Before Copenhagen, we said that a rigorous deal should achieve three things. The first was a commitment to limiting warming to 2° C. The second was a clear focus on adapting to climate change and on finding a dependable mechanism to finance that. The third was urgent action to preserve the rain forests. On the first, the 2° C proposal was noted, as the Secretary of State said, but the accord is completely unclear about when emissions should be cut, and by how much. On the second, it is welcome that adaptation was so prominent in the discussions, but there is no clarity on the sources of finance. On the rain forests, there was once again discussion of the issue, but nothing that could be meaningfully described as a political deal, let alone a legal framework. By any objective assessment, therefore, Copenhagen was a flop.

The question is: how do we move on from here? I wonder whether the Secretary of State and the Prime Minister, in this statement today and their remarks before Christmas, have reflected deeply enough on the implications of the outcome of Copenhagen. The Prime Minister has volunteered to lead a global campaign to make the Copenhagen accord legally binding, but what precisely is it that he would make legally binding? The accord is essentially an agreement to disagree, defined chiefly by what is absent from it. It contains nothing to indicate the scale or the timing of the carbon reductions required of the world, or indeed of any particular country. Is it still the Prime Minister's intention to lead such a global campaign for ratification?

In the days after the conference, the Prime Minister said that the negotiations had been held to ransom by only a handful of countries, and that that must never be allowed to happen again. The Secretary of State clarified that this included China, but has he not missed a big point here? Does he not see that Copenhagen requires us to face up to what I think is an uncomfortable reality, so to blame China, India and other countries for wrecking a deal is futile because no meaningful global deal can be done without them? Do we not need to understand why these nations considered a real deal to be against the interests of their own people? This view is reflected in their insistence on including in the final text the declaration that

"social and economic development and poverty eradication are the first and over-riding priorities of developing countries".

In other words, the implication is that attacking climate change ranks, for them, below these priorities.

This revealed preference on the part of India, China and other parts of the developing world cannot simply be overlooked or assumed away. The People's Daily reported that the Chinese Government would treat talks in 2010 on a binding global deal as a struggle over "the right to develop". Does the right hon. Gentleman agree with me that the central issue is now how cutting current and future emissions can be shown to be compatible with development? Does he agree that for developed and developing countries alike, becoming less dependent on fossil fuels, using energy more productively and damaging the environment less is a pathway that can enhance the prospects for economic development, for prosperity through trade and for the reduction of poverty?
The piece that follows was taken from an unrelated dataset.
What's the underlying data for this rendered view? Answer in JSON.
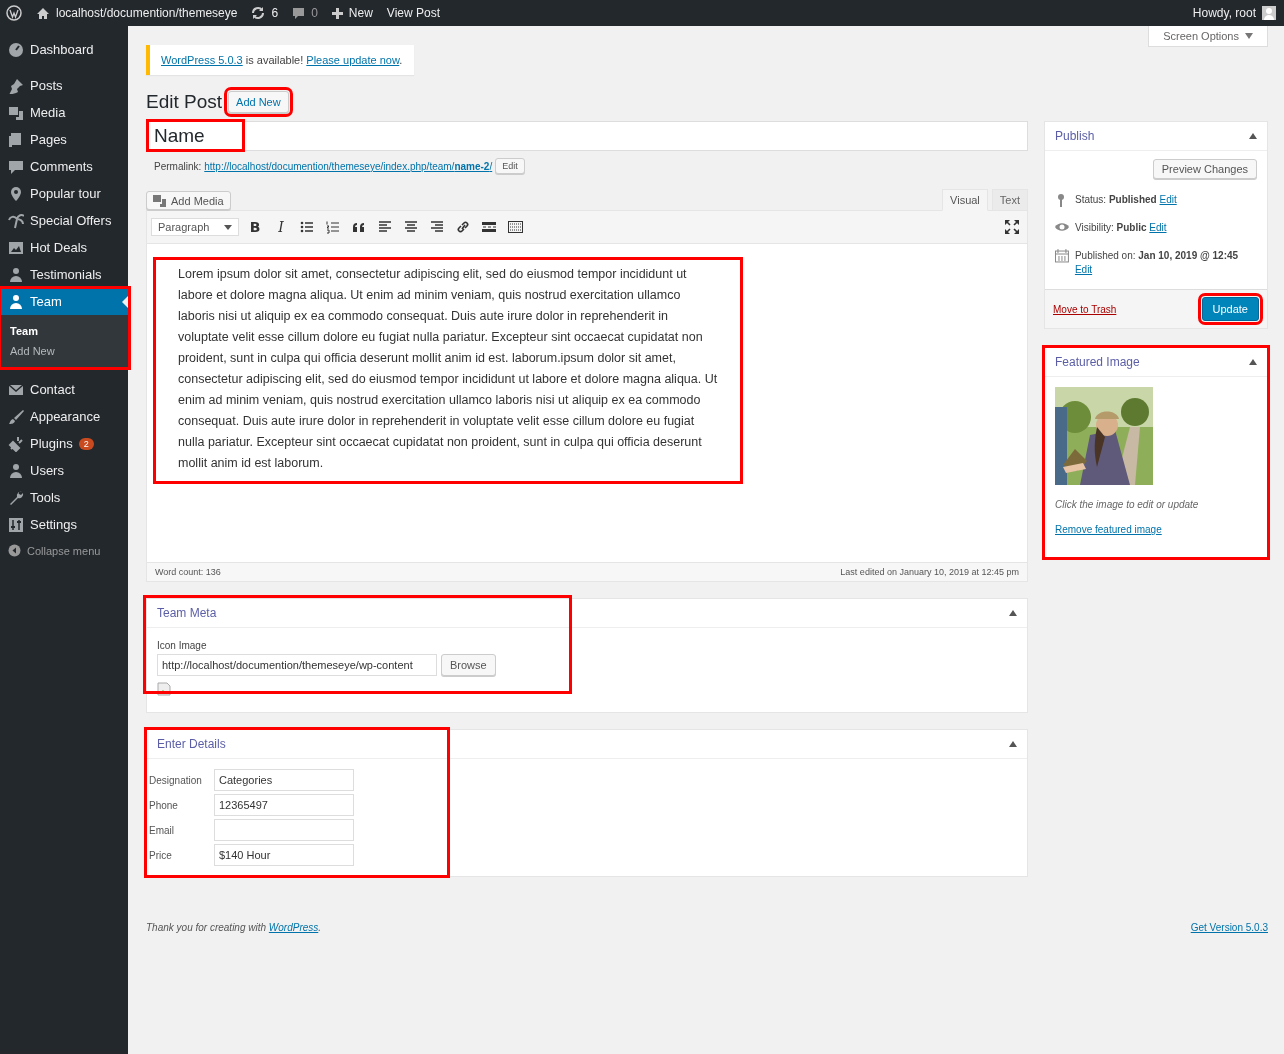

If he does, will he accept that we now urgently need a new politics of climate change-one that can convince both around the negotiating table, as it failed to do in Copenhagen, and in the court of public opinion that the action we must take to guarantee the stability of the climate in the long term is also in the interests of both rich and poor in the short term?

Does the Secretary of State agree that three shifts from how Copenhagen was conducted are required-first, the case for action should always be based on practical rather than ideological grounds; secondly, action must not be presented in sacrificial terms, but as a set of economic and wider opportunities; and, thirdly, leaders and Ministers must see it as their mission to persuade and to unify rather than to denounce and divide?